No matter what she does, Hillary Clinton – or any other Democratic nominee – cannot be elected without a fundamental change in the basic mechanics of how our votes are cast and counted.
It is a profoundly disturbing reality that casts a long shadow over all that’s wrong with our electoral system, no matter who one favors for public office.
Just 15 years after the theft of the 2000 election, the Democrats have finally begun to talk about voter rights and various methods to guarantee public access to the polls.
But for a non-Republican to win the White House in 2016, one of two virtually impossible things must happen: The Democrat must win by absolutely indisputable margins far beyond simple majorities – 10 percent or more – in the key states whose electronic tallies will swing the Electoral College.
Or the nation must find and accept a way to guarantee a reliable vote count immune to electronic manipulation by those who control the voting apparatus in each state, meaning the governors and secretaries of state.
At this point, it’s hard to see either happening.

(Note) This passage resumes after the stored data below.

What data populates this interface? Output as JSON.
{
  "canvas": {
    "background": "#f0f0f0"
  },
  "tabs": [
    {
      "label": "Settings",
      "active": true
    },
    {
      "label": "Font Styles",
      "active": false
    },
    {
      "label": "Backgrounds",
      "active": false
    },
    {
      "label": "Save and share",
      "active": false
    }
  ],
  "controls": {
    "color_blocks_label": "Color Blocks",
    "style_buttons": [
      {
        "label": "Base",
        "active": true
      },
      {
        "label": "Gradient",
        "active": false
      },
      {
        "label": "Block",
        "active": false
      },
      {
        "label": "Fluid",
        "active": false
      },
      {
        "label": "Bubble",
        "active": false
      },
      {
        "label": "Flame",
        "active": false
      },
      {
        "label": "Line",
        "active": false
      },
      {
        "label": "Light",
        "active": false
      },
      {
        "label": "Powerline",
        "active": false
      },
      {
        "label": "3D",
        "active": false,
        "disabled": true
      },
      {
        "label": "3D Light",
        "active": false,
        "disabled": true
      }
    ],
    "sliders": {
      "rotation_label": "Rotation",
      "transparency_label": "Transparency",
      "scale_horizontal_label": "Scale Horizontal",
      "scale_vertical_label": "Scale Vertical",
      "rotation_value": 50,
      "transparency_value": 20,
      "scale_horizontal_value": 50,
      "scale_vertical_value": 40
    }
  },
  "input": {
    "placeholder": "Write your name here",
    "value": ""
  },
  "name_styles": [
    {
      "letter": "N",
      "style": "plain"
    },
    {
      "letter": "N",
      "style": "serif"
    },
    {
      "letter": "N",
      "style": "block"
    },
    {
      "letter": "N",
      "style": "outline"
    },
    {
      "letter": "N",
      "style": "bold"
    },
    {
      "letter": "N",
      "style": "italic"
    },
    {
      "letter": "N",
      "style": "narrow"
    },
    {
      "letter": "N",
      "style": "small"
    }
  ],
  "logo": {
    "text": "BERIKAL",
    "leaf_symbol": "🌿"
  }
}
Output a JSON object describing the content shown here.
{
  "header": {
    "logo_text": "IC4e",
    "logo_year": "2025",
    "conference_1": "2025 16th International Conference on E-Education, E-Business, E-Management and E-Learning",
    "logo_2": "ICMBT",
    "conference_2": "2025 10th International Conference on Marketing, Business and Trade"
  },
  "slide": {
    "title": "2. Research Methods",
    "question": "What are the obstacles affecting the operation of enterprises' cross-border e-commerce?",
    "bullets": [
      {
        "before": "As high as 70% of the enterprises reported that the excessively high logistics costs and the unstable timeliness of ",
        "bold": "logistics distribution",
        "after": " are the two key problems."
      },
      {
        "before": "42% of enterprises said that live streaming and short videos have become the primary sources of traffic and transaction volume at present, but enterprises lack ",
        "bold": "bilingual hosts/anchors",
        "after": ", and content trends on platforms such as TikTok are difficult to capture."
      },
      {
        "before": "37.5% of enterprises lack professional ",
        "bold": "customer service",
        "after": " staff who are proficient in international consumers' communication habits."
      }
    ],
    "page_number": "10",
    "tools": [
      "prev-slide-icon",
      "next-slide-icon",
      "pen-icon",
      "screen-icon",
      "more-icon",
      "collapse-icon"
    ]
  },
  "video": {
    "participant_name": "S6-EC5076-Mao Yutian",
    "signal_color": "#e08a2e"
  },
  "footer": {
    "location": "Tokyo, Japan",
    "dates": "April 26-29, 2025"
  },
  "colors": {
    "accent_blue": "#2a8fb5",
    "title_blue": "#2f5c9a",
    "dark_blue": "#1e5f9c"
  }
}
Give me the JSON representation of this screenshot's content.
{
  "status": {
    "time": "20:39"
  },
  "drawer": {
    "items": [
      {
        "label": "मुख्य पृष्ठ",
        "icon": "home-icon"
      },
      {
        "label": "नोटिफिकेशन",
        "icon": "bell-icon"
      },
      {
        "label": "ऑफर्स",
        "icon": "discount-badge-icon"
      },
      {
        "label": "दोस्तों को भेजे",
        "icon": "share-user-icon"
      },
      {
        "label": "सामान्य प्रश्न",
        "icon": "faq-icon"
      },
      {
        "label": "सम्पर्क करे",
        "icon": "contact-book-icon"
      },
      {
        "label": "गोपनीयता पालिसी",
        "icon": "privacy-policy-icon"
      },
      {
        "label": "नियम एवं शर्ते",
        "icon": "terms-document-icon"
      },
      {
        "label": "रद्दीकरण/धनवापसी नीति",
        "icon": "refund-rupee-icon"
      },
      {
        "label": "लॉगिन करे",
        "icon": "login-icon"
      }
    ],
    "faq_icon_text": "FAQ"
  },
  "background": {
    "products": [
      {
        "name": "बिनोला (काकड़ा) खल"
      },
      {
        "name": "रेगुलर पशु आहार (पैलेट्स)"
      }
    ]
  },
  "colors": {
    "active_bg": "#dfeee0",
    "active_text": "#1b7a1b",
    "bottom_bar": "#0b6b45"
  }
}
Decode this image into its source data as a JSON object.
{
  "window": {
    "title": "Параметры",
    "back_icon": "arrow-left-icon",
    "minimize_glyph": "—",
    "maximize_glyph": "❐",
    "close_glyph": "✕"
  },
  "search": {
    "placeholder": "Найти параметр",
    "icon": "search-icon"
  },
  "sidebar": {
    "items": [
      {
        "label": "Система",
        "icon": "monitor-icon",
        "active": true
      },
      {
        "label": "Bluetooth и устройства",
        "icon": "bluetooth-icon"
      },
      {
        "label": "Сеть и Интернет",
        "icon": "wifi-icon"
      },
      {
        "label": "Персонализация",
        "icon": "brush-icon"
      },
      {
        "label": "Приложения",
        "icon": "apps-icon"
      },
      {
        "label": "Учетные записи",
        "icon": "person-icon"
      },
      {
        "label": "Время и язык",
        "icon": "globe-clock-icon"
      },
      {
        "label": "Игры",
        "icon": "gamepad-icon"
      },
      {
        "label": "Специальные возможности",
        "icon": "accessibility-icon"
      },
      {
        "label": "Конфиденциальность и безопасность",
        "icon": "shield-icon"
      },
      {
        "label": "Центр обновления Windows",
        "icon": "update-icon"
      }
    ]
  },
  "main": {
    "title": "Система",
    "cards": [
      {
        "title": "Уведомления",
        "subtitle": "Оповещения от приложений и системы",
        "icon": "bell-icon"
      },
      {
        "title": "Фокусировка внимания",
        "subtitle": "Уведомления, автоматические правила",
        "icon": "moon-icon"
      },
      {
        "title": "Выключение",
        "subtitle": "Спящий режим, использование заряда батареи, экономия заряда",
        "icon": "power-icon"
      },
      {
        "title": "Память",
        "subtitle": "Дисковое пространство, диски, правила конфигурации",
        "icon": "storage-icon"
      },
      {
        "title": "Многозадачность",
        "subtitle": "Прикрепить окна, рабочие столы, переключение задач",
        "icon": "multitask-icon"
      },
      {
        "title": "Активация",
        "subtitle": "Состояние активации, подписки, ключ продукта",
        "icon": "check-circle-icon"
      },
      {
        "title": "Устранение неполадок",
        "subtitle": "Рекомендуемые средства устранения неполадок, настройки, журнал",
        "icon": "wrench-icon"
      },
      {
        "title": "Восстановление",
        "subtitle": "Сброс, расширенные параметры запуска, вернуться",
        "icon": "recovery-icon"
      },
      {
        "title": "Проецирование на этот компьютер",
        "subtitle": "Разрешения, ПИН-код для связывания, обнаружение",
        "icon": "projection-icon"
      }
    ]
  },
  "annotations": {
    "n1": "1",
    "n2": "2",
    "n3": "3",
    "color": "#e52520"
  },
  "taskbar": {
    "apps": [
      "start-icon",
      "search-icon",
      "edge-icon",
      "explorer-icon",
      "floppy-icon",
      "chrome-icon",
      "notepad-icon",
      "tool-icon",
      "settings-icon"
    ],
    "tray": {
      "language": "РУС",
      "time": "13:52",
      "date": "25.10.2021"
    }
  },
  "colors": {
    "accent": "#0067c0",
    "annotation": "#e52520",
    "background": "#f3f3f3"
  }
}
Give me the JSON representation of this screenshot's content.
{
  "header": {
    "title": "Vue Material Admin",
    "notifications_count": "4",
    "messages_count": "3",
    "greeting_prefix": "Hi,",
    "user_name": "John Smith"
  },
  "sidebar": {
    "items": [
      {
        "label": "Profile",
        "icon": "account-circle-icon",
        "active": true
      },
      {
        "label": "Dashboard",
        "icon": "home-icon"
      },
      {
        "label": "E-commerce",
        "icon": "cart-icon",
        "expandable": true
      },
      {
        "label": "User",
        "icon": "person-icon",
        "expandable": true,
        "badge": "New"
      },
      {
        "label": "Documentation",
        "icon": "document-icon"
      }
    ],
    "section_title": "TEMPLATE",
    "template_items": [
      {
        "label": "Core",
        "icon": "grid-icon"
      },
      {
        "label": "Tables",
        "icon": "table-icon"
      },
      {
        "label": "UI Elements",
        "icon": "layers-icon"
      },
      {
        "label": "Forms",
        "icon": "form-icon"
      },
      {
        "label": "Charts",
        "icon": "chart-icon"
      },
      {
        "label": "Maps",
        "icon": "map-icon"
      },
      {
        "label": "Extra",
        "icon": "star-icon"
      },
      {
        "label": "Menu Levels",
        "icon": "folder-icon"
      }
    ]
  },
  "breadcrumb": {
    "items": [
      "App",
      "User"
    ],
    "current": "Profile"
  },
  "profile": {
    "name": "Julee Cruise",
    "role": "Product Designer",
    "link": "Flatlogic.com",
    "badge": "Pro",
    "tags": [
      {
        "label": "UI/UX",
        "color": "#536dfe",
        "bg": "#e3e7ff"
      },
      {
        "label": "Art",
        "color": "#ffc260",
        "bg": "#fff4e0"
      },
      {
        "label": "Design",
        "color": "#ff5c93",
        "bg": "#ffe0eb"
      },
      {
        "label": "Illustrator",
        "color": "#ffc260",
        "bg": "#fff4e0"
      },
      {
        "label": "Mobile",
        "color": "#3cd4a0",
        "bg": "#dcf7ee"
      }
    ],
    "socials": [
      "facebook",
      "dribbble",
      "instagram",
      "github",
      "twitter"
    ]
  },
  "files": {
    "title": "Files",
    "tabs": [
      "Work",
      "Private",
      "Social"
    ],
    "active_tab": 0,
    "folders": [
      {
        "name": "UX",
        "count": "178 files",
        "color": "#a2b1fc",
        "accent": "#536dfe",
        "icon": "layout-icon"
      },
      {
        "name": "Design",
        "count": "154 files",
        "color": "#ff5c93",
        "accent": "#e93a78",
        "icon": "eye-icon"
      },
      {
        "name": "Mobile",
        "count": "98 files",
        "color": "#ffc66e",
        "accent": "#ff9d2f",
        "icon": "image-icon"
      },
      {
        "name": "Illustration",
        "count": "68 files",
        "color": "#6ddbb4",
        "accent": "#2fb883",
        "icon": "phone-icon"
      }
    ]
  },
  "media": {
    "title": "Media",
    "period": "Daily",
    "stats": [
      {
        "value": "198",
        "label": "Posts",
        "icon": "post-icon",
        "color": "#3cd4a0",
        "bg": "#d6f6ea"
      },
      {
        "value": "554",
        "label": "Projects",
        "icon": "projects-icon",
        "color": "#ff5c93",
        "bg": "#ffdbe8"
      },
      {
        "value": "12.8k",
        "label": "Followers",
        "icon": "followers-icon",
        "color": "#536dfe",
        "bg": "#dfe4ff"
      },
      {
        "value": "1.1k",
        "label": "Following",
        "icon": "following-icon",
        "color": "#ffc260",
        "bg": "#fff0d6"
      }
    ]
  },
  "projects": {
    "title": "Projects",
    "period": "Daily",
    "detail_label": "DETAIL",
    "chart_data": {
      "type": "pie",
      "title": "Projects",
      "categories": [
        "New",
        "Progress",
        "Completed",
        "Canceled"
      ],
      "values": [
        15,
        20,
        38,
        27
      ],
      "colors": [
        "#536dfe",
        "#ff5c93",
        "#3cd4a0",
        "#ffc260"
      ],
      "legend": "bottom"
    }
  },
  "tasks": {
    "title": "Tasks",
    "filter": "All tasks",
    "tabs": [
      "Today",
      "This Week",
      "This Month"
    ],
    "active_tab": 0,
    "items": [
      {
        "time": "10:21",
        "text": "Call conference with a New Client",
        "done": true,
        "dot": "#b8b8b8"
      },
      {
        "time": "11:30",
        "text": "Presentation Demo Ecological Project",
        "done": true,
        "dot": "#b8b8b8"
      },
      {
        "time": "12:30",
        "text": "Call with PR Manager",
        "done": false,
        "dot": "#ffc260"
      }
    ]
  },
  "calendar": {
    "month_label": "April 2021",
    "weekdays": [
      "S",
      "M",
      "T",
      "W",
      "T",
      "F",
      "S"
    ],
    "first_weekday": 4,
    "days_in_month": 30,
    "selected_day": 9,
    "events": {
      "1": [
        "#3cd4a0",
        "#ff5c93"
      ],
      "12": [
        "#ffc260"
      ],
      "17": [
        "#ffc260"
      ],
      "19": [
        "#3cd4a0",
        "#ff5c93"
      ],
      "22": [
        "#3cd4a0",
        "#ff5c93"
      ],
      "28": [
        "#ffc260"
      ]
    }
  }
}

Today, there are 24 states where both the governor and secretary of state are Republicans. These include Florida and Ohio, where rigged vote counts put George W. Bush in the White House in 2000 and 2004. In both states, the presidential election was decided by governors and secretaries of state in control of the voting process and final vote count. In Florida in 2000, that was Bush’s brother Jeb; in Ohio in 2004, it was Secretary of State J. Kenneth Blackwell, co-chair of the Buckeye committee to re-elect Bush and Cheney.
In 2016, additional key swing states with both governors and secretaries of state from the GOP include Michigan, Iowa, Nevada and Arizona, among many others.
No significant reforms have been put in place to prevent the theft of another presidential election. Quite the opposite. Since the 2000 Bush-Gore fiasco and the Help America Vote Act that followed, electronic voting machines have spread throughout the country. Election results in a wide range of federal, state and local contests have been extremely suspect, and there’s no reason to believe 2016 will be any different – except to get worse.
Indeed, the Koch brothers and their fellow mega-billionaires have proudly announced their willingness to spend as much money as it takes to buy the White House. The Democrats do have corporate backers, but are not likely to win the 2016 money game, at least not to an extent that would allow them to crack the states where the GOP controls the voting machines.